Microsoft were the dominant company in personal computers, and they were the dominant company on the internet. They provided the bulk of must have consumer and enterprise software. If you wanted a web server, you used Microsoft. If you wanted a home computer, you used Microsoft.

And not only were they dominant in terms of market share and customer penetration, they had a huge amount of money. If they wanted to compete with you, they had more resources than you could even imagine.

Fast forward 14 years, Microsoft are number three tech business in terms of market cap. Apple is one. Google is two. Microsoft is three. Microsoft isn't number three because Apple and Google did things better, but because customer behaviour changed. And Microsoft didn't change with it.

Mobile is the dominant platform now. Over 50% of the views to this website are from mobile browsers, and hell, our mobile site sucks (we're working on it, promise). Even though we're in front of our phones and the web every day, it's easy not to recognise the importance of something.

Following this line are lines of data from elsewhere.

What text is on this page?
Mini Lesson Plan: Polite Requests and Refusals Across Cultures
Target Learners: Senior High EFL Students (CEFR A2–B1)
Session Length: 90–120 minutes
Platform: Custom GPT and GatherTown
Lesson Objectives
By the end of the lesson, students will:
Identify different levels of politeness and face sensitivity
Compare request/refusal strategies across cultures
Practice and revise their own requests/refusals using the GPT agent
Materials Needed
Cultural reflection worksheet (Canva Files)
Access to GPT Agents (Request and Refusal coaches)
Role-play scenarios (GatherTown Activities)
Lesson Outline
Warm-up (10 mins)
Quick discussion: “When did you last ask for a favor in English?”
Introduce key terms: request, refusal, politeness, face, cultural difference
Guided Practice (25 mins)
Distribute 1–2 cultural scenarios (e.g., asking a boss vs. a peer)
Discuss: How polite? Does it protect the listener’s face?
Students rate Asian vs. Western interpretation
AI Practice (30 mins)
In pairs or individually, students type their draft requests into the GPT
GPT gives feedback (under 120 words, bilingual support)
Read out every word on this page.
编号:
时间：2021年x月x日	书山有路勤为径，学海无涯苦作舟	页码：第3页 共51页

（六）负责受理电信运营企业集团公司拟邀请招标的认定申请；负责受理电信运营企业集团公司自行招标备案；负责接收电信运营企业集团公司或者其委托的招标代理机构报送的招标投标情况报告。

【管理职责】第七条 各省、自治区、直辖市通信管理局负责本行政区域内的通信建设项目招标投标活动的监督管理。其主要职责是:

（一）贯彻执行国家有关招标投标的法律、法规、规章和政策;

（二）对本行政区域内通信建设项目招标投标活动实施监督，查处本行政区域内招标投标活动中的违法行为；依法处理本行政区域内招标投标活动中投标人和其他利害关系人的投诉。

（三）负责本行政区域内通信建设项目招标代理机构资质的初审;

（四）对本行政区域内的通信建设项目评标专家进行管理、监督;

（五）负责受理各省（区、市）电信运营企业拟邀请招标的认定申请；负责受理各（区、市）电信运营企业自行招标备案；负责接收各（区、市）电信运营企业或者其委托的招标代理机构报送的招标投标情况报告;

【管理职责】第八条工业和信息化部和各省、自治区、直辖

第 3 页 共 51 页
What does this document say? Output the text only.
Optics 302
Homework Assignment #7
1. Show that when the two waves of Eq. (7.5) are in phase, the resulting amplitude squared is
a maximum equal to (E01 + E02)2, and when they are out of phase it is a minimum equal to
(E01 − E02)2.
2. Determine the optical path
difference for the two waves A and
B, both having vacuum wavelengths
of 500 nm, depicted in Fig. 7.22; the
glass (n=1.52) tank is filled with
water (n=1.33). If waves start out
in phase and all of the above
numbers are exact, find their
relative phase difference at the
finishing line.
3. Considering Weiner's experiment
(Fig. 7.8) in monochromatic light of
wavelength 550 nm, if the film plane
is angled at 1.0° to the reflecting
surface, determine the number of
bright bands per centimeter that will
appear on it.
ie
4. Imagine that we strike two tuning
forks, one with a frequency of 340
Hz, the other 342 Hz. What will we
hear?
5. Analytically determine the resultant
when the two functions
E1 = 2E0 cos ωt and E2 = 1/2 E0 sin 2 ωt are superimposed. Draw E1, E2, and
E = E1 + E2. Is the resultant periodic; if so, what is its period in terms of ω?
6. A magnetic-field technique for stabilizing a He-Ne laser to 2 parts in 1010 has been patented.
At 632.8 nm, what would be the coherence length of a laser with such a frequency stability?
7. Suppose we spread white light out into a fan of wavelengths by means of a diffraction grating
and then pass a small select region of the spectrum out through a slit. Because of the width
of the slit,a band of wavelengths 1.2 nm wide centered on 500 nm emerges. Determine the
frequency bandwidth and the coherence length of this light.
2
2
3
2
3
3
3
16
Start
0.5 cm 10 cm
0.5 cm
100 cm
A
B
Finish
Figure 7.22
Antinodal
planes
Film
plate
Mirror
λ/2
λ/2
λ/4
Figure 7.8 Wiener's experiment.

It feels like Microsoft didn't recognise the importance of mobile. It always seemed like Microsoft wanted to make sure Windows was the dominant platform, rather than creating the right product. When Microsoft first approached mobile, they didn't create something new for it, they shoehorned the existing version of Windows onto a device it wasn't quite suited for. I have fond memories of my old stylus-driven Windows Mobile devices, but they were never a device suited for the mainstream.

Enter Apple. Apple didn't create the first smart phone, but they arguable created the best iteration of it at the time. The iPhone was never about taking the software running on Mac and putting it on a phone, it was about doing something different. Sure, the first iPhone didn't have 3G, and you couldn't send a MMS, but it changed the world. If it weren't for Apple, I am sure my Samsung Galaxy would be a very different device.

Windows Phone and Windows 8.1 are both great pieces of software, but it feels like Microsoft have lost the relationship they had with their customers. Despite all of these improvements, people have moved away from Microsoft, so they don't know about them. Why would you buy a Windows Phone when you could have an iPhone? Because you don't like Apple? I'm not saying Windows Phone is a bad product, there are some phenomenal ones on the market, but they are a hard sell when there is so much competition are others are generating so much noise.

It feels like Microsoft have lost a bit of their identity. If you want seamless integration between your laptop, tablet and phone, you go with Apple. If you want to tinker and get into the nitty gritty, or you just don't like Apple, you go with Google. So where does that leave Microsoft? Somewhere in the middle, without a clear message. Microsoft were an aimless behemoth with a finger in each pie, but no mouth to eat them with.

Under the reign of new CEO Satya Nadella, Microsoft seem to have made some good moves and are shaking some of the dependence on the their two main revenue streams, Office and Windows. The Surface Pro 3 looks fantastic and I can't wait to get my hands on one; Office 365 on iPad is great; OneDrive just went toe-to-toe with Google Drive; and OneNote is one of my favourite pieces of software. Windows Phone 8.1 is definitely Microsoft's most compelling mobile offering, and now that they own Nokia's devices division, they have a handset company of their very own. But while this is all well and good, most consumers couldn’t tell you about any of these things, and they don't help clarify Microsoft's identity.

So that's the problem, and I'm not exactly sure what the solution is. If I did, I'd probably be working for Microsoft. I don't mean to be all doom and gloom, Microsoft are still making fantastic products, and last financial year they made almost USD$80,000 million in revenue. They clearly still have money in the bank. It's just that 15 years ago, if someone told me that Microsoft wouldn't be number one, there's no way I would have believed them. But nonetheless, I'm eagerly awaiting to see what Nadella's "Mobile First, Cloud First" strategy will bring.